Customer service lacking at the IRS

The Internal Revenue Service has described their desire to provide “good customer service” to taxpayers.  I can honestly say that in the almost 24 year existence of our Redlands CPA firm, the ability to speak to get through and speak to someone willing or able to resolve tax issues is the worst I have ever seen.


Think about your reaction when you go to the mailbox and find correspondence from the IRS.  Your first reaction is that what is inside is probably bearing not good news.
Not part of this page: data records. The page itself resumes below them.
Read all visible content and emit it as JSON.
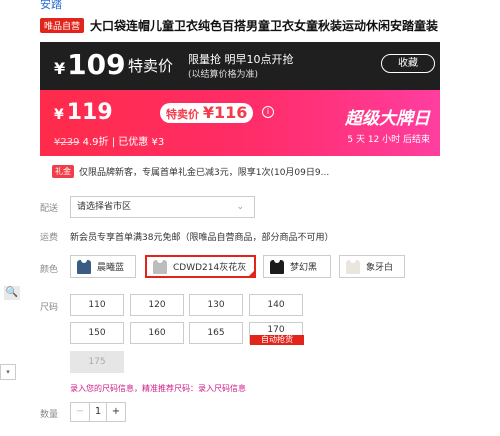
{
  "header": {
    "brand_link": "安踏",
    "self_badge": "唯品自营",
    "title": "大口袋连帽儿童卫衣纯色百搭男童卫衣女童秋装运动休闲安踏童装"
  },
  "banner_top": {
    "yen": "¥",
    "price": "109",
    "tag": "特卖价",
    "info_line1": "限量抢 明早10点开抢",
    "info_line2": "(以结算价格为准)",
    "remind_label": "收藏"
  },
  "banner_main": {
    "yen": "¥",
    "price": "119",
    "badge_prefix": "特卖价",
    "badge_price": "¥116",
    "info_icon": "i",
    "orig_price": "¥239",
    "discount": "4.9折",
    "saving": "已优惠 ¥3",
    "big_text": "超级大牌日",
    "countdown": "5 天 12 小时 后结束",
    "colors": {
      "start": "#ff2b4a",
      "end": "#ff3ea0"
    }
  },
  "notice": {
    "tag": "礼金",
    "text": "仅限品牌新客，专属首单礼金已减3元，限享1次(10月09日9..."
  },
  "delivery": {
    "label": "配送",
    "placeholder": "请选择省市区"
  },
  "shipping": {
    "label": "运费",
    "text": "新会员专享首单满38元免邮（限唯品自营商品，部分商品不可用）"
  },
  "colors_section": {
    "label": "颜色",
    "options": [
      {
        "name": "晨曦蓝",
        "swatch": "#3b5c82"
      },
      {
        "name": "CDWD214灰花灰",
        "swatch": "#bdbdbd",
        "selected": true
      },
      {
        "name": "梦幻黑",
        "swatch": "#1c1c1c"
      },
      {
        "name": "象牙白",
        "swatch": "#e9e6dd"
      }
    ]
  },
  "sizes_section": {
    "label": "尺码",
    "options": [
      "110",
      "120",
      "130",
      "140",
      "150",
      "160",
      "165",
      "170",
      "175"
    ],
    "auto_tag": "自动抢货",
    "disabled": [
      "175"
    ],
    "hint": "录入您的尺码信息，精准推荐尺码：录入尺码信息"
  },
  "quantity": {
    "label": "数量",
    "minus": "−",
    "value": "1",
    "plus": "+"
  },
  "side": {
    "zoom_icon": "🔍",
    "box_icon": "▾"
  }
}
I ask our CPA firm clients to forward to us any correspondence from tax authorities that they receive and in almost all cases we will respond for them no charge.  Our initial response to a proposed assessment notice has been typically in the form of a letter in order to start a document trail on the issue.  We are finding more often than not recently that a second notice gets issued before the IRS responds to our initial letter.  Now we have to call.

In the last month I have spent hours on hold with the IRS attempting to resolve matters for clients.  I have gotten to know that Mozart hold music pretty well!  Once I do get through, the IRS “customer service” agent often cannot resolve my issue. As a tax practitioner I can call the “IRS tax practitioner hotline”.  The agents at this phone number used to be pretty effective in resolving matters for our clients but that is no longer the case.  I guess the hotline has gone cold.
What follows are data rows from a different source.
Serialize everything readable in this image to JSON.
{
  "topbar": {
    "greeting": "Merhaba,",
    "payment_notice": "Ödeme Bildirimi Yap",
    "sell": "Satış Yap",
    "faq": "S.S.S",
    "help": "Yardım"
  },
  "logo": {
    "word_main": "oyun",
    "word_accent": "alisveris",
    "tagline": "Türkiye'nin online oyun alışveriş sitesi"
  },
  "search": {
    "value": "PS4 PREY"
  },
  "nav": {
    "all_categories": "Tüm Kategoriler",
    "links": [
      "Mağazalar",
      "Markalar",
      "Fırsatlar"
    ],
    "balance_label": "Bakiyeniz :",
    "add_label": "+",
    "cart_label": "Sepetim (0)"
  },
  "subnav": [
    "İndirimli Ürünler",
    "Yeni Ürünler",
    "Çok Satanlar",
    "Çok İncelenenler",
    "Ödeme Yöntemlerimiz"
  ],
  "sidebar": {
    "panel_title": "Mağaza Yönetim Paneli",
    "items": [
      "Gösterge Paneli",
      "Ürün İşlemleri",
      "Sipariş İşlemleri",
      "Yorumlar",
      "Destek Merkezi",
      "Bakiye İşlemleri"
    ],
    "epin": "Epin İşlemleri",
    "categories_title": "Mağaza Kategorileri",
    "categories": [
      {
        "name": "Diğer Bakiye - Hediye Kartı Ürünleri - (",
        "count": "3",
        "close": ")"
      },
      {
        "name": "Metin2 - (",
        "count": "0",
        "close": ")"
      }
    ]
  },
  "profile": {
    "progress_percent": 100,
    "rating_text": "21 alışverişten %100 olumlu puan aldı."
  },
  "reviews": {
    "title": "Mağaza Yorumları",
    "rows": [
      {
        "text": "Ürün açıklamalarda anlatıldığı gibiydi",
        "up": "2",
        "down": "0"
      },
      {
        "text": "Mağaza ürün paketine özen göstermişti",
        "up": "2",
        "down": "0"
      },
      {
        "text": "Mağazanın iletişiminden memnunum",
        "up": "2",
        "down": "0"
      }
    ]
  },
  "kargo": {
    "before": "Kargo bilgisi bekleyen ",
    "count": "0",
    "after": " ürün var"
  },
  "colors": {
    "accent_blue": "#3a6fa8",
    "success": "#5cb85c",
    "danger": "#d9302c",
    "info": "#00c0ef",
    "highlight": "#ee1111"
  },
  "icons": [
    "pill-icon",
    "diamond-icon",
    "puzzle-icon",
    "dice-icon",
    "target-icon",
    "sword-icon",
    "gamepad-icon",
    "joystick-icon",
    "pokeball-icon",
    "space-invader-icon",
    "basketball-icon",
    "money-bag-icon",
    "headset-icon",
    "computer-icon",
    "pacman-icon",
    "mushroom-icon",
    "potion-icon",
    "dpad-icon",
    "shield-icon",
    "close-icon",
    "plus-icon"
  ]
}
The inability to resolve the issue is even more prevalent if delays have caused the proposed assessment to be transferred to the collection department.  The collection department will continue their process even if another IRS department has acknowledged receipt of our letters.  The only purpose of the phone call then becomes a request to put collection of the assessment on hold while we wait for the other department to read our earlier correspondence and respond.  If they agree the collection department will typically place a two to eight week hold on collection depending on who you talk to.

Things are not better at the California Franchise Tax Board. Through the voice message system of the Franchise Tax Board I have been (1) told that due to high call volume my call cannot be taken at this time and (2) been provided a specific range of time that I would get a call back that is not received during that time.  We have to work through this process otherwise our clients would be subject to continued notices generated by Franchise Tax Board computers.
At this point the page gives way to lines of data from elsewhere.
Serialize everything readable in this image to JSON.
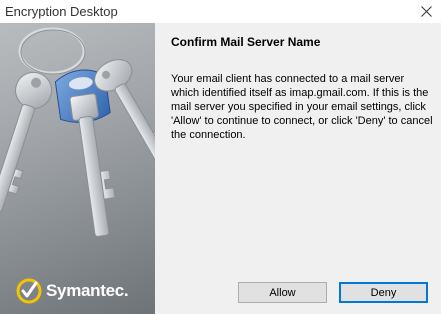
{
  "window": {
    "title": "Encryption Desktop"
  },
  "side_panel": {
    "brand_name": "Symantec."
  },
  "dialog": {
    "heading": "Confirm Mail Server Name",
    "message": "Your email client has connected to a mail server which identified itself as imap.gmail.com.  If this is the mail server you specified in your email settings, click 'Allow' to continue to connect, or click 'Deny' to cancel the connection."
  },
  "buttons": {
    "allow_label": "Allow",
    "deny_label": "Deny"
  },
  "icons": {
    "close": "close-icon",
    "keys": "keys-illustration",
    "brand": "symantec-logo-icon"
  },
  "colors": {
    "side_panel": "#9a9ea2",
    "brand_yellow": "#f5c400",
    "key_blue": "#3c78c8",
    "focus_border": "#0078d7"
  }
}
The above issues are not with the individuals who work with the IRS or Franchise Tax Board.  The folks I have spoken with for the most part have been pleasant but have been handcuffed with a difficult task.  If I were in charge of the IRS or Franchise Tax Board (please do not give me that job!), I would make sure that taxpayers can feel confident that what are often interpreted as threatening letters generated by computers can be addressed effectively and allocate resources accordingly.  The cost of ineffective taxpayer customer service creates a drain on the revenue that can be generated from the tax collection process.

In the meantime, my advice is for everyone to make sure that their tax returns report income, deductions and tax payments as accurately as possible to help avoid getting the notices.  Spending less time writing and now especially on the phone with our government can make your Life Less Taxing.